Aleksandra Sobota

Fertility related issues among women receiving gynecological cancer treatment

In June 2011 I graduated from The Medical University of Warsaw and in March 2012 I successfully completed my degree in psychology at the University of Warsaw. During the time of my studies I had a chance to do a one-month internship in forensic medicine in Thessaloniki (Greece), spent a year in France studying medicine at Lille Catholic University, and a few months in Sion (Switzerland) working in a surgical department. After graduation I worked for a year (2011-2012) in one of Warsaw’s leading clinical hospitals affiliated to the Postgraduate Medical Education Centre where I received a basic medical training.

However, I have always been interested in how medicine and psychology overlap and therefore my decision to continue to do a PhD in health psychology.
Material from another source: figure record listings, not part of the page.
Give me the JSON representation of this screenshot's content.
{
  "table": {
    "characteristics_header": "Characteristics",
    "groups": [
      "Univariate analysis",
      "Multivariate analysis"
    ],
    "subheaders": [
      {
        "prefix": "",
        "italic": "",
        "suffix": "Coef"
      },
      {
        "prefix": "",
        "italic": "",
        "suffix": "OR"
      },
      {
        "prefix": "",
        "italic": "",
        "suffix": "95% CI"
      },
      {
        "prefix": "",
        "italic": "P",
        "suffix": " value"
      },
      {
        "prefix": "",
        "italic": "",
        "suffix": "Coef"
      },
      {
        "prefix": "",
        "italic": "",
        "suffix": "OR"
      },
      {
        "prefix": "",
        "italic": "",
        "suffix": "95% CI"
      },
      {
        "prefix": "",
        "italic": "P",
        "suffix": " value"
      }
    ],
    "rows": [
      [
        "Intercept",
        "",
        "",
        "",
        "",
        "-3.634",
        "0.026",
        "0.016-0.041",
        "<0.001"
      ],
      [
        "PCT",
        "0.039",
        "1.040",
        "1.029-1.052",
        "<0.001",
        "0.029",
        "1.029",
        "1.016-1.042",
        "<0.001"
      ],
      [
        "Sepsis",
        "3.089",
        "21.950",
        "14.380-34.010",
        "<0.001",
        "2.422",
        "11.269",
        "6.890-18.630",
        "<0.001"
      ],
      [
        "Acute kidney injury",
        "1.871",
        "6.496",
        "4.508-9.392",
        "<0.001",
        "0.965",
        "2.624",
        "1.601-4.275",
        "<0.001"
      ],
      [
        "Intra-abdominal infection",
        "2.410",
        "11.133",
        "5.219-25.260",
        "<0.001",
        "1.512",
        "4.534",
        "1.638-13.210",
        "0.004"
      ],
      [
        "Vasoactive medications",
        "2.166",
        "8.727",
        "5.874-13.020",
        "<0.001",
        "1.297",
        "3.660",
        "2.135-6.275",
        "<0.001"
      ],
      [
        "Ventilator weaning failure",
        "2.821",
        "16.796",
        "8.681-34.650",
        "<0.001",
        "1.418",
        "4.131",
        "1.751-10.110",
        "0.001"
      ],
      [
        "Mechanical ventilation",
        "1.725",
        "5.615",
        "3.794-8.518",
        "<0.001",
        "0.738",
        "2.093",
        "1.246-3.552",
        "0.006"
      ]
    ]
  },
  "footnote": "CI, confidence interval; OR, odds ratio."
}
My PhD project concerns fertility and parenthood issues in gynecological cancer patients, specifically the treatment decision-making process related to fertility concerns and predictors of infertility-related distress. However, I would like to look at those from a slightly different than a solely medical perspective. David F. Marks once wrote “health psychology should accept its interdisciplinary nature, venture more often out of the clinical arena, drop white-coated scientism, and relocate in the richer cultural, sociopolitical and community contexts of society” [1]. Pursuing this thought I would like incorporate the cultural factors into my research by conducting it in two different socio-cultural settings – the Polish one, which I know quite well and the Scottish one, which I only begin to befriend with.
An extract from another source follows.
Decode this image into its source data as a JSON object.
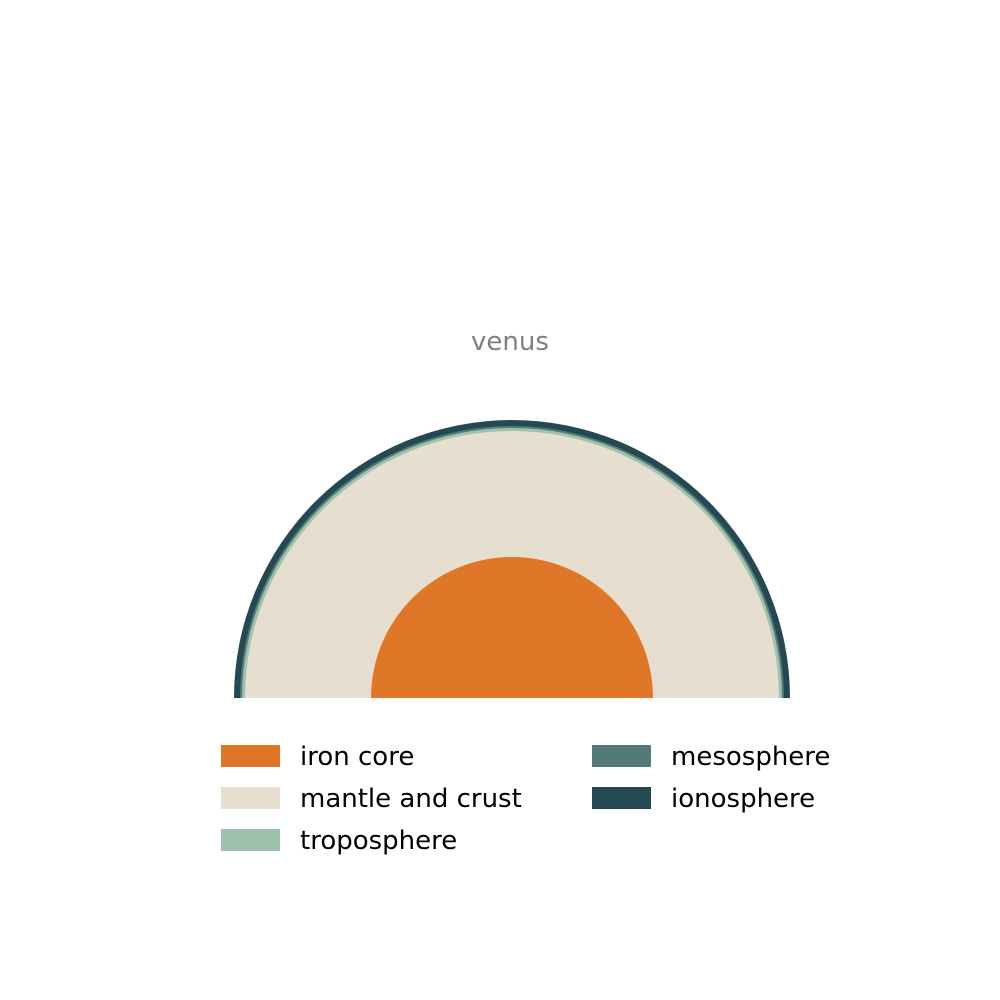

I love cats, books by Jacek Hugo-Bader (a must read for everyone who’s a least slightly interested in Russian culture and society) and traveling, as far as possible.

  1. Marks, D.F., Health Psychology in Context. Journal of Health Psychology, 1996. 1(1): p. 7-21.

Publications

  • Sosnowski, T., A. Sobota, and A. Rynkiewicz, Program running versus problem solving: two patterns of cardiac response. Int J Psychophysiol, 2012. 86(2): p. 187-93.
  • Bargiel-Matusiewicz, K., A. Sobota, and A. Wilczynska, Self-evaluation in dialysis patients. Eur J Med Res, 2010. 15 Suppl 2: p. 7-9.

Presentations and poster sessions

  1.  Sosnowski T, Sobota A, Rynkiewicz A. Program running versus problem solving sympathetic or parasympathetic mediation? Poster session presented at: 51st Annual Meeting, Society for Psychophysiological Research; 2011 Sep 14-18; Boston, MA, USA.
  2.  Mucha M A, Sobota A, Doruchowski M, Romul M. The vertical transmission of hepatits C virus. Presented at: The 5th International Scientific Congress of Medical Students and Young Doctors, Pediatrics session. Warsaw, 2008.